Chairman of the Presidential Fiscal Policy and Tax Reforms Committee, Taiwo Oyedele, has stated that Value Added Tax (VAT) is a consumption-based tax tied to where goods and services are used, not the residence of taxpayers and businesses.
Oyedele said this in response to a comment by the Revenue Mobilisation Allocation and Fiscal Commission (RMAFC) chairman, Mohammed Bello Shehu, who raised concerns about the distribution of VAT allocation and derivation.
He explained that the VAT, unlike income tax, operates as a consumption-based levy, where revenue is tied to the location where goods and services are consumed, not where taxpayers reside or businesses are registered.
“That VAT consumption needs to be determined based on taxpayer residence. This is not the case with VAT or any consumption tax, unlike income tax,” Oyedele said in a statement on Wednesday.
“The illustration regarding the purchase of an asset in Lagos for use in Kano does not pose any difficulties as VAT has an inbuilt mechanism for input and output VAT where only the VAT related to incremental value added in a jurisdiction will be attributed to such location with production treated as intermediate consumption at each stage of the production process prior to the final consumption.”
He added that “there is no need for any technology to track the location of consumption; every eligible business will simply be required to indicate the location of sales in its VAT returns as stipulated under Section 22(12) of the Nigeria Tax Administration Bill.
“It is not necessary to tag VAT collections to end-user locations from sale to consumption, neither is it practical to do so. After all we may not be able to tag services or creative work that are digitally delivered as intangible goods.”
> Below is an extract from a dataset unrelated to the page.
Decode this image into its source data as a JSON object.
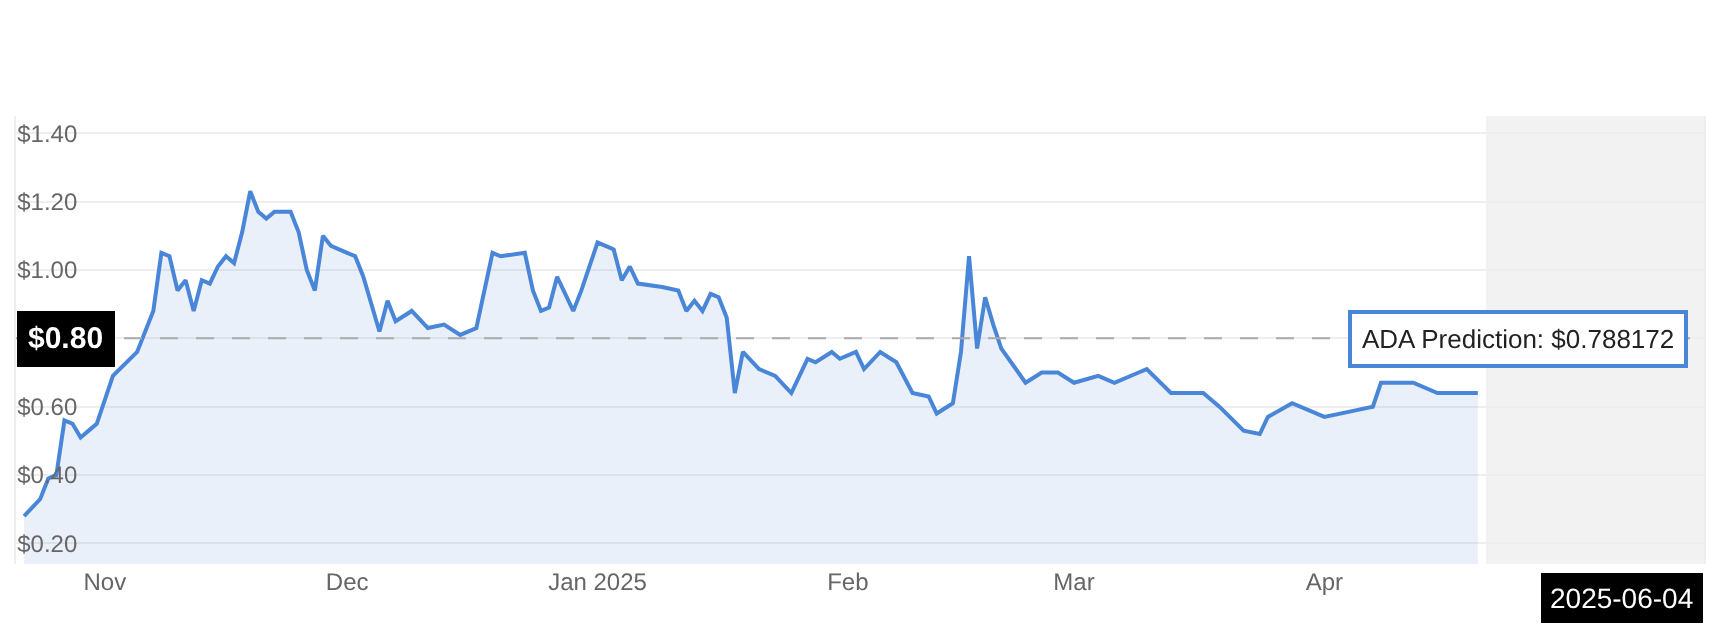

According to him, the horizontal distribution of VAT revenue among states is not based on a formula of 50% derivation, 35% population, and 15% equality as stated by the Commission but rather 20% derivation, 50% equality, and 30% population.
He noted that not only was VAT excluded from this exercise despite the apparent inequity in the distribution formula, but the outcome of the revenue-sharing consultation is yet to be concluded many years later.
“We are aware of various efforts by the RMAFC over the past decade including the nationwide consultation exercise on the review of the federation revenue sharing formula 3 to 4 years ago,” he said.
“Not only was VAT excluded from this exercise despite the apparent inequity in the distribution formula, the outcome of the revenue-sharing consultation is yet to be concluded many years after.
“VAT administration is already under dispute, therefore seeking a political solution to avoid the risk of the tax being adjudged as a tax to be administered by states requires urgent action.”